What all these uses have in common is indeed a certain reification of animals which is still the rule in public opinion, although it is currently evolving in law (in certain countries).

We might get the impression, due to overzealous pet fanatics confusing pets with family members, that we have moved beyond the concept of animal-as-object to one of animalas- subject. But in fact, I consider the opposite to be true. To me, such fanatic behaviour is the clearest proof of the reification of animals, which humans still use as substitutes, ornaments, or to enhance status.
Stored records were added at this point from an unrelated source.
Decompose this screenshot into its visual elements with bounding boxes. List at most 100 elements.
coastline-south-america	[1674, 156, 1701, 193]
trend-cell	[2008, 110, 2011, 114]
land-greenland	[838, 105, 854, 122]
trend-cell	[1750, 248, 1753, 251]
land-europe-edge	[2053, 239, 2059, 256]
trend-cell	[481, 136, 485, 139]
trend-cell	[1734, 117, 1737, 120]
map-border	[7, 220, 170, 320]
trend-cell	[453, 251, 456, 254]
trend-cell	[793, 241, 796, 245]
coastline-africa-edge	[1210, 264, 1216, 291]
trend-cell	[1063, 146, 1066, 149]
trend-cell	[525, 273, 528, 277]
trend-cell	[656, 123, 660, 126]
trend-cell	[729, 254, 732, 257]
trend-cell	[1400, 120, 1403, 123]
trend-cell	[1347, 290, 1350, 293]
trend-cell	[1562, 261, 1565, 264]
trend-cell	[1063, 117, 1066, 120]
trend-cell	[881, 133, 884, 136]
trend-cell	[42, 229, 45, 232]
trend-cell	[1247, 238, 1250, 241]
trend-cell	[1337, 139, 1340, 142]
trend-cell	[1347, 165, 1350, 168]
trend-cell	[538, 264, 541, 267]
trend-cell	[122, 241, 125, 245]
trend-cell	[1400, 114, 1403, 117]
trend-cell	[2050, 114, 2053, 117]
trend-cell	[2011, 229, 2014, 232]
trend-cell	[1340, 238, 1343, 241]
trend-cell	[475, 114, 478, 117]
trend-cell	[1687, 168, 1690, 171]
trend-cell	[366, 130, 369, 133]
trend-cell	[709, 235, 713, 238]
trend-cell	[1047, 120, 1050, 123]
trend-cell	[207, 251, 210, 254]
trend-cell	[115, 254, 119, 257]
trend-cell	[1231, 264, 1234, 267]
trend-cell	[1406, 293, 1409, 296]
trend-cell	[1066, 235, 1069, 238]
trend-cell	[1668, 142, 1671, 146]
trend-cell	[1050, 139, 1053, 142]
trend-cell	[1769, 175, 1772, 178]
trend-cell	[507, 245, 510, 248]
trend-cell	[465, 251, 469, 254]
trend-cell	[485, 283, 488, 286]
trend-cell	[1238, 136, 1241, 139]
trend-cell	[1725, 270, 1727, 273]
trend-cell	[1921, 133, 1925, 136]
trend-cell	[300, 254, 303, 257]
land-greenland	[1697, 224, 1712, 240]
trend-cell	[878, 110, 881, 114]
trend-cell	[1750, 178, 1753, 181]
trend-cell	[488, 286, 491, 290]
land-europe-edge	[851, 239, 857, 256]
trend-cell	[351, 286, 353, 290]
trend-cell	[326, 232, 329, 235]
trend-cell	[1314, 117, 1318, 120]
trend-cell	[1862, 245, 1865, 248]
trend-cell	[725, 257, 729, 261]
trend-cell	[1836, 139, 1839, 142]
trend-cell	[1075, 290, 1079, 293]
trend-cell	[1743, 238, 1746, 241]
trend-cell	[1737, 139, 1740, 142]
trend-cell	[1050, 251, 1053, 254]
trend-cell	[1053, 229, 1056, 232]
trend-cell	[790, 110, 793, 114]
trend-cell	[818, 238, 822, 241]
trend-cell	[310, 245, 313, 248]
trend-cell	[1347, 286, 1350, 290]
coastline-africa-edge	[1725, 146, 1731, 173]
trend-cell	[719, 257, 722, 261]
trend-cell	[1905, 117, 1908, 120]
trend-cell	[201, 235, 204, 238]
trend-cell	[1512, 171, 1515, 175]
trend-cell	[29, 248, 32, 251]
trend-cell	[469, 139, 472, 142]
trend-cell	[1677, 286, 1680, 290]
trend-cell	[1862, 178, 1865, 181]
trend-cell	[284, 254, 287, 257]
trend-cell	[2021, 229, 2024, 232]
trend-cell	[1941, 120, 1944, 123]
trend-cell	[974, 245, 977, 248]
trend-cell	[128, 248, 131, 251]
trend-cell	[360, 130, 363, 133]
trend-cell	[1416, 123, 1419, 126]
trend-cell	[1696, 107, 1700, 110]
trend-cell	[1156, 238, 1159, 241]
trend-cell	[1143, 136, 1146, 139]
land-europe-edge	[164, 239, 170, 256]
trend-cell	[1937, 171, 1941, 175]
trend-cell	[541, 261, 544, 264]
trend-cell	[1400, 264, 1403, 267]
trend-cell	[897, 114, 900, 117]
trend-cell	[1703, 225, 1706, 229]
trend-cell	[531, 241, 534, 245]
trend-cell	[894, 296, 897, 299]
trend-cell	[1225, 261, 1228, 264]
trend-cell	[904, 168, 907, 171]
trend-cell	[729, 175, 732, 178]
In fact, a common thread that runs through all these issues, apart from the reification of animals, is the need for humans to prove to themselves their power and superiority, since humans are the only creatures who can look at themselves. Another common thread is their profound selfishness, as humans find it extremely difficult to value the interests of species other than their own - or even the interests of others in their own species (people who are not of the same social, ethnic, religious or geographical background).


Propos recueillis par Christine Rugemer

  1. Jean-Baptiste Jeangène Vilmer, Ethique animale, Paris, PUF, 2008.